The Permian, for instance, saw a net DUC loss on the quarter, which has not happened since 2016 as operators in this basin are usually known for out drilling their completion crews. However, the number of young DUCs in the Permian have increased substantially since reaching since hitting a near all-time low of 675 in Oct. 2020. As of April 2021, young DUCs have increased to 1076, according to Platts Analytics data.
Young DUCs have also rebounded in the Eagle Ford shale in South Texas, growing from 125 in Oct. 2020 to 259 in April 2021. The Eagle Ford and Permian both boast internal rates of return above 30%. Platts Analytics IRRs are based on a half-cycle, after-federal corporate tax analysis, which excludes sunk costs such as acreage acquisition, seismic and appraisal drilling.
Platts Analytics sees both rigs and frac crews heading higher for the remainder of 2021, as WTI prices of $55/b to $65/b will allow operators to produce in a profitable cash flow environment. The 12-month forward curve for natural gas ranges from $2.03 to $2.83/Mcf.
Oil basins continue to bring in strong wellhead IRRs as the Permian, Bakken and Eagle Ford are seeing plus-30% returns, forcing producers to make a difficult decision of whether to ramp up drilling and completion activity to capitalize on current oil prices, or to continue their financial discipline strategy and grow at a slower pace with improved cash flow results.

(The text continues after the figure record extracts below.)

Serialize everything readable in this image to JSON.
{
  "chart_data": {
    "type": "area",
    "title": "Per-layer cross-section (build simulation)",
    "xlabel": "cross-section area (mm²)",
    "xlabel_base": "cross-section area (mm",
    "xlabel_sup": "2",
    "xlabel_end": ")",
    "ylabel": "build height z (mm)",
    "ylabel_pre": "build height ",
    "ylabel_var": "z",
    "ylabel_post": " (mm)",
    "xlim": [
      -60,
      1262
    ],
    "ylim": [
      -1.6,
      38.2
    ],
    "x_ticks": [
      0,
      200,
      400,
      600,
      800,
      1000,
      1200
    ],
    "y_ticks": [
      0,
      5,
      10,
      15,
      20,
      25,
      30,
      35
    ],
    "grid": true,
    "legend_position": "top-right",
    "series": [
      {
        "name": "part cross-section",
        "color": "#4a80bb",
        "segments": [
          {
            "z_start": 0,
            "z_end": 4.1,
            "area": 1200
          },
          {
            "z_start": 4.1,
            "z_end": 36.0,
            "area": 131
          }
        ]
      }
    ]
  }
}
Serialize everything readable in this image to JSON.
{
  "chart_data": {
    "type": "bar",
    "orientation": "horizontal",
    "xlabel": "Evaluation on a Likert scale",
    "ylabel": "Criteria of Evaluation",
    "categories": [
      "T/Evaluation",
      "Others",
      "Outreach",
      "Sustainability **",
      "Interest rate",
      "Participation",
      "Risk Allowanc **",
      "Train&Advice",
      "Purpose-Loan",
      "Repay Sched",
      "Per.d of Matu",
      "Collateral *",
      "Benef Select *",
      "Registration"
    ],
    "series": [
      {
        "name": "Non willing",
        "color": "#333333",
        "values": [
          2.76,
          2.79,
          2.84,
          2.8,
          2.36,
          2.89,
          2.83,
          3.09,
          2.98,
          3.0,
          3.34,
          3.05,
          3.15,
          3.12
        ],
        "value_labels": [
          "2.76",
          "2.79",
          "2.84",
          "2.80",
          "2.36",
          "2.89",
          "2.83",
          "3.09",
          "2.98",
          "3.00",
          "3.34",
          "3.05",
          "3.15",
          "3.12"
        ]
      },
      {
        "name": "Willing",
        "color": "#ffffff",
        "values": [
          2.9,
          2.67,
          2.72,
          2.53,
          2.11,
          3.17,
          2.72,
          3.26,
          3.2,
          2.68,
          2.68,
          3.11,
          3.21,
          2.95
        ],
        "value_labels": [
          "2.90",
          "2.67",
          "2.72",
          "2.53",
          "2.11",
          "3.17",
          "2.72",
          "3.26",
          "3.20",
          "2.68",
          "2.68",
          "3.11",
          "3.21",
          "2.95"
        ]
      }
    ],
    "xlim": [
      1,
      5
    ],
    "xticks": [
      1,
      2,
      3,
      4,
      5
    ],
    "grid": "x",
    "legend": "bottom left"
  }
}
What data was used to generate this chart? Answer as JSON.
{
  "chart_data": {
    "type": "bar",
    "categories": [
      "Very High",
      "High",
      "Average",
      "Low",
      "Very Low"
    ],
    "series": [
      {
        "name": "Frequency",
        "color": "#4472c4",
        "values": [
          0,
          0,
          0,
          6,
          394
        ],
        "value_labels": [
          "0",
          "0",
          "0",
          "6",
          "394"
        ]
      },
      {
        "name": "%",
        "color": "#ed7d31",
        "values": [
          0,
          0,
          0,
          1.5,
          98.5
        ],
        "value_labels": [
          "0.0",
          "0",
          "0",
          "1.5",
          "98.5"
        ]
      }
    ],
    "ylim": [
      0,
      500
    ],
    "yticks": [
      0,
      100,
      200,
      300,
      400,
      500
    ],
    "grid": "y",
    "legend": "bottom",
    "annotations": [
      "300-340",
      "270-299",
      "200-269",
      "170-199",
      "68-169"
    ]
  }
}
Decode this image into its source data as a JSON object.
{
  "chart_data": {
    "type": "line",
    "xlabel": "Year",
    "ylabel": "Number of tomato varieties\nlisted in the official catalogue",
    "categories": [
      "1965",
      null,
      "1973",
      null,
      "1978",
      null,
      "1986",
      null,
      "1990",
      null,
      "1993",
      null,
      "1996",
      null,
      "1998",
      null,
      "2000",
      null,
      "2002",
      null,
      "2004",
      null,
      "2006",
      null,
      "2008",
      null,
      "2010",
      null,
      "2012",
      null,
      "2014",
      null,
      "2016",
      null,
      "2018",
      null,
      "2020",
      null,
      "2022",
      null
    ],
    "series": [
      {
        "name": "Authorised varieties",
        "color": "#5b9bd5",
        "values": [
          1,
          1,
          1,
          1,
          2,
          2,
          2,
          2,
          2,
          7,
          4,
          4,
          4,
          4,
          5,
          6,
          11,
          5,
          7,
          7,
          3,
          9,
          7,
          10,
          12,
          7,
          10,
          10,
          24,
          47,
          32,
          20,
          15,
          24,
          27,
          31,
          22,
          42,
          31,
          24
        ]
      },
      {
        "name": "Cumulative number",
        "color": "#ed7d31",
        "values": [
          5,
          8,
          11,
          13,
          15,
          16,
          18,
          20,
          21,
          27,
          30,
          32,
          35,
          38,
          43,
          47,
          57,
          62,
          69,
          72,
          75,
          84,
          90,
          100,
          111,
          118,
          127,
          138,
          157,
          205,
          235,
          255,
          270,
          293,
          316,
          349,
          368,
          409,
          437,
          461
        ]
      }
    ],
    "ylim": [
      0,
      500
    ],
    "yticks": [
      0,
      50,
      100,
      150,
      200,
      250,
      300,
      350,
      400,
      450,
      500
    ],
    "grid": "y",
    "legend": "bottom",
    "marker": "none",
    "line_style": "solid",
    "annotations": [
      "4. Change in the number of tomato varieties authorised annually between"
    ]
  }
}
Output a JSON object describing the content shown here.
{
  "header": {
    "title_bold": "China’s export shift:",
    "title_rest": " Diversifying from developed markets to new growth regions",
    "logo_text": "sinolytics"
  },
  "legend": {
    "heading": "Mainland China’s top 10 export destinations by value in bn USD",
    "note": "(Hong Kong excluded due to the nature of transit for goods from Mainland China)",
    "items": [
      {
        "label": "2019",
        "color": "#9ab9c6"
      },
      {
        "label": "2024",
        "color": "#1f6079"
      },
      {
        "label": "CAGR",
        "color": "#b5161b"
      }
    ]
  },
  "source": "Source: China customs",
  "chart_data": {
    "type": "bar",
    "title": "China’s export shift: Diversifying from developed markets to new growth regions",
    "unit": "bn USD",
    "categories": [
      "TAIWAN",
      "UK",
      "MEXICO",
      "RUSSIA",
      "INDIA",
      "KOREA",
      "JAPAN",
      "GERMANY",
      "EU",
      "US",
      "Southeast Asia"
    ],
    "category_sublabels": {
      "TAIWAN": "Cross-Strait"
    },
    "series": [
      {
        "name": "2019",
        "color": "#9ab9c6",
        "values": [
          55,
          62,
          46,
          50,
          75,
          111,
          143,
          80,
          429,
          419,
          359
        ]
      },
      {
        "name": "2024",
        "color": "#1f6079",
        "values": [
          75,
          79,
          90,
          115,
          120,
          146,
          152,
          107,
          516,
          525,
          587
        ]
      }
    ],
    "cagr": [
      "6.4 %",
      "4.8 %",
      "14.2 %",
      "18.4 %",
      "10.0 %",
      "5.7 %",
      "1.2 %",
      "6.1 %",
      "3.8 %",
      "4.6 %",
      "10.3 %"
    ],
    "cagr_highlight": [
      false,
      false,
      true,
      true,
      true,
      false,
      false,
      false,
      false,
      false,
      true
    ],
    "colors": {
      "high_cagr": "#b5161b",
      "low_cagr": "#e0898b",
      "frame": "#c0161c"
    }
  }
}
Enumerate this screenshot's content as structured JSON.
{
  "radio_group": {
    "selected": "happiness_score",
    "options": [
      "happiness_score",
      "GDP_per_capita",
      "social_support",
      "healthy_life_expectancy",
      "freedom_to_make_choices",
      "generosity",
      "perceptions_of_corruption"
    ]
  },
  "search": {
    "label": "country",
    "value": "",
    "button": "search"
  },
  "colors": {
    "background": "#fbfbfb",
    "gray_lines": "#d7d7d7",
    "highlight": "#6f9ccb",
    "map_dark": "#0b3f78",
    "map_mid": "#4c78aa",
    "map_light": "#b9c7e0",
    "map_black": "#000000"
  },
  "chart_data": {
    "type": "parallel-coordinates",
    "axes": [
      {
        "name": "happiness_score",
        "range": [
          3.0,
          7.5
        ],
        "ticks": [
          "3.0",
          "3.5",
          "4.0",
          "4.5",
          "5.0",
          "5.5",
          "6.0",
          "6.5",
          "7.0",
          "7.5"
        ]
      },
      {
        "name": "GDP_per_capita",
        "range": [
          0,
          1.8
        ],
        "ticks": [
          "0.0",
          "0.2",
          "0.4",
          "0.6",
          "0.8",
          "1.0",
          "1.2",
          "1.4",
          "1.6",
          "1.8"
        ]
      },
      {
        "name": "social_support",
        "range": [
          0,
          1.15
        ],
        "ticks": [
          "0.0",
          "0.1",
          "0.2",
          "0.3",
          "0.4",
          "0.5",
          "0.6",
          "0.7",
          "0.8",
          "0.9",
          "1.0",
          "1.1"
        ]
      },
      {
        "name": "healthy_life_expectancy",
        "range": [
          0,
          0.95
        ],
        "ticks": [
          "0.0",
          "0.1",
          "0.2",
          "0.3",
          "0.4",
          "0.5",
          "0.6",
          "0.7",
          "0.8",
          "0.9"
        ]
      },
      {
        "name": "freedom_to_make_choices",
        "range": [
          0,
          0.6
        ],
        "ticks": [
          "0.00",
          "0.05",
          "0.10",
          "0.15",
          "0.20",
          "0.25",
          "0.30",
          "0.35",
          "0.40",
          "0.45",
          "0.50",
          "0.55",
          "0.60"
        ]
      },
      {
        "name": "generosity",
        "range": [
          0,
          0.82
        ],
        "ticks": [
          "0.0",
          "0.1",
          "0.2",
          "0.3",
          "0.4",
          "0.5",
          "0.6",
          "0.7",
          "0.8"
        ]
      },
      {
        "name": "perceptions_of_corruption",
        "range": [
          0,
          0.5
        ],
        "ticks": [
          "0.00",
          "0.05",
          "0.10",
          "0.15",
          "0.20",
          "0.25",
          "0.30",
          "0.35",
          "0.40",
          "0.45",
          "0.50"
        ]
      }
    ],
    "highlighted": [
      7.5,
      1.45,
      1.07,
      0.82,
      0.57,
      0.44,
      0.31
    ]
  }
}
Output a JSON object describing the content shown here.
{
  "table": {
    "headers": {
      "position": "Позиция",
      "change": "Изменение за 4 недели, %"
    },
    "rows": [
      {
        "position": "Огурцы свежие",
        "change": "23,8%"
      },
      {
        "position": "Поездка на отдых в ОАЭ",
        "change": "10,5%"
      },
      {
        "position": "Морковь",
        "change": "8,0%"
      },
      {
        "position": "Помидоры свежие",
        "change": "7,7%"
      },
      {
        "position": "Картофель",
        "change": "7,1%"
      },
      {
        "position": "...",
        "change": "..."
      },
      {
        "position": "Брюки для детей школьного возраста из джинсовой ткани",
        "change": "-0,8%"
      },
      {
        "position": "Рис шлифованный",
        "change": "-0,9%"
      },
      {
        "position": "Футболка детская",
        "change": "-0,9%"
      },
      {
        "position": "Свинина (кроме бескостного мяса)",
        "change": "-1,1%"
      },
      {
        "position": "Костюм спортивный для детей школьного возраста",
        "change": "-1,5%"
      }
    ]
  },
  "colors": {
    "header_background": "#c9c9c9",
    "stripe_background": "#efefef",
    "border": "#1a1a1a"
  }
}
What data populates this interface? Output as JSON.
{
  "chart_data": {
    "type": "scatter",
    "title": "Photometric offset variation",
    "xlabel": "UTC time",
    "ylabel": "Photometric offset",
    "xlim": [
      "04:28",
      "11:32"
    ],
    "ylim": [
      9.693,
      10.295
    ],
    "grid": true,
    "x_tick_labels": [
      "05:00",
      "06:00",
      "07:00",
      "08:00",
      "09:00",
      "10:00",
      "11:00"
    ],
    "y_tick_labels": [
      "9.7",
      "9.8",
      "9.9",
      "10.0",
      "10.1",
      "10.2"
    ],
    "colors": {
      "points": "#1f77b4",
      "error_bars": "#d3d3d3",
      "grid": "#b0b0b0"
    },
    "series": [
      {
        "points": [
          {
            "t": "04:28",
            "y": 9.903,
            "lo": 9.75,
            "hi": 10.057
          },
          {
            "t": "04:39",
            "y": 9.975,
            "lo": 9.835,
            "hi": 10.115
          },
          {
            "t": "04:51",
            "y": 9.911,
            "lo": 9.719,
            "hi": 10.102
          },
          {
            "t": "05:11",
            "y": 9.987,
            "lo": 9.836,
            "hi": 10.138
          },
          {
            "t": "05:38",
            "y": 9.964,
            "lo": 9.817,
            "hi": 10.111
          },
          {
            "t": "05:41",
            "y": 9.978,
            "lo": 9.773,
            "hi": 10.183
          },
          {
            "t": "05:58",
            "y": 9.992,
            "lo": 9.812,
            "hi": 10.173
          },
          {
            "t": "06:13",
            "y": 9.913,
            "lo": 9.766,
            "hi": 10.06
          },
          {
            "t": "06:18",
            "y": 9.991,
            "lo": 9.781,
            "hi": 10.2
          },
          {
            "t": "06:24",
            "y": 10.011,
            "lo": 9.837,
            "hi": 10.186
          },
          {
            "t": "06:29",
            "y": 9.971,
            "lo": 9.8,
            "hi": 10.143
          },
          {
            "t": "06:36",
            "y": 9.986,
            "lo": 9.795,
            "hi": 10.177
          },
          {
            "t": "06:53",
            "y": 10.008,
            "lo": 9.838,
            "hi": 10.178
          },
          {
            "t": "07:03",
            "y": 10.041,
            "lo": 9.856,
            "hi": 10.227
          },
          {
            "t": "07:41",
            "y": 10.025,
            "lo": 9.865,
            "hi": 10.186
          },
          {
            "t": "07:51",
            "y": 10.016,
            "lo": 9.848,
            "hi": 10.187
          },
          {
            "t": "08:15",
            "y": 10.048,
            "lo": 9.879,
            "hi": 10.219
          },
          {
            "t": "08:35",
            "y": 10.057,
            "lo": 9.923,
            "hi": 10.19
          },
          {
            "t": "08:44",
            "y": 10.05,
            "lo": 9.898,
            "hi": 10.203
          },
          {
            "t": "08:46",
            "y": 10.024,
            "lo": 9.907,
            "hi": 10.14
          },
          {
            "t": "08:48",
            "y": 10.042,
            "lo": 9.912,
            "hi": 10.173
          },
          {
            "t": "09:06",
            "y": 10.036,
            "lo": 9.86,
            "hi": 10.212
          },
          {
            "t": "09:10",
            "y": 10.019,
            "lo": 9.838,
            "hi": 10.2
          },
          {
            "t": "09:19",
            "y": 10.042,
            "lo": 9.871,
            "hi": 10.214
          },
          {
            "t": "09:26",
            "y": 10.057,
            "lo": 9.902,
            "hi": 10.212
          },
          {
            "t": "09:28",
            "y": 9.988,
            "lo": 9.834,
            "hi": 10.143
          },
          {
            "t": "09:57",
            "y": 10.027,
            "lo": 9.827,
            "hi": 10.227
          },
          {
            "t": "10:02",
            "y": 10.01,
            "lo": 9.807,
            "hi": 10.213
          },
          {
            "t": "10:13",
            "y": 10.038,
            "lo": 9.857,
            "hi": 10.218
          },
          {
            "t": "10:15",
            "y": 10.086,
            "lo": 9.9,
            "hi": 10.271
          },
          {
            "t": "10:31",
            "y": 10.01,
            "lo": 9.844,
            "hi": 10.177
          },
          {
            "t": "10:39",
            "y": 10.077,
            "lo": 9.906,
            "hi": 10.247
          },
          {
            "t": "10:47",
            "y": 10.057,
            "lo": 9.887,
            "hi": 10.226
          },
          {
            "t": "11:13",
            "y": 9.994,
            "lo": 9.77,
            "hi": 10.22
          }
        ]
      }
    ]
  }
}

It appears producers are choosing to move at a slower pace with respect to drilling activity, as rigs in plays like the Eagle Ford, Bakken, DJ and SCOOP/STACK have seen rigs return much more slowly.
Among gas shales plays the Haynesville continues to see strong drilling and completion interest along with increased production. The US Northeast, however, remains relatively flat. Rigs in the Utica had only reached 14 as of April 21, while the Marcellus was at 35. The drilling data follows Platts Analytics' view of the Northeast continuing to mostly follow a maintenance schedule, as prices aren't high enough to incentivize operators to ramp up production with the forward strip well below $3/MMBtu currently.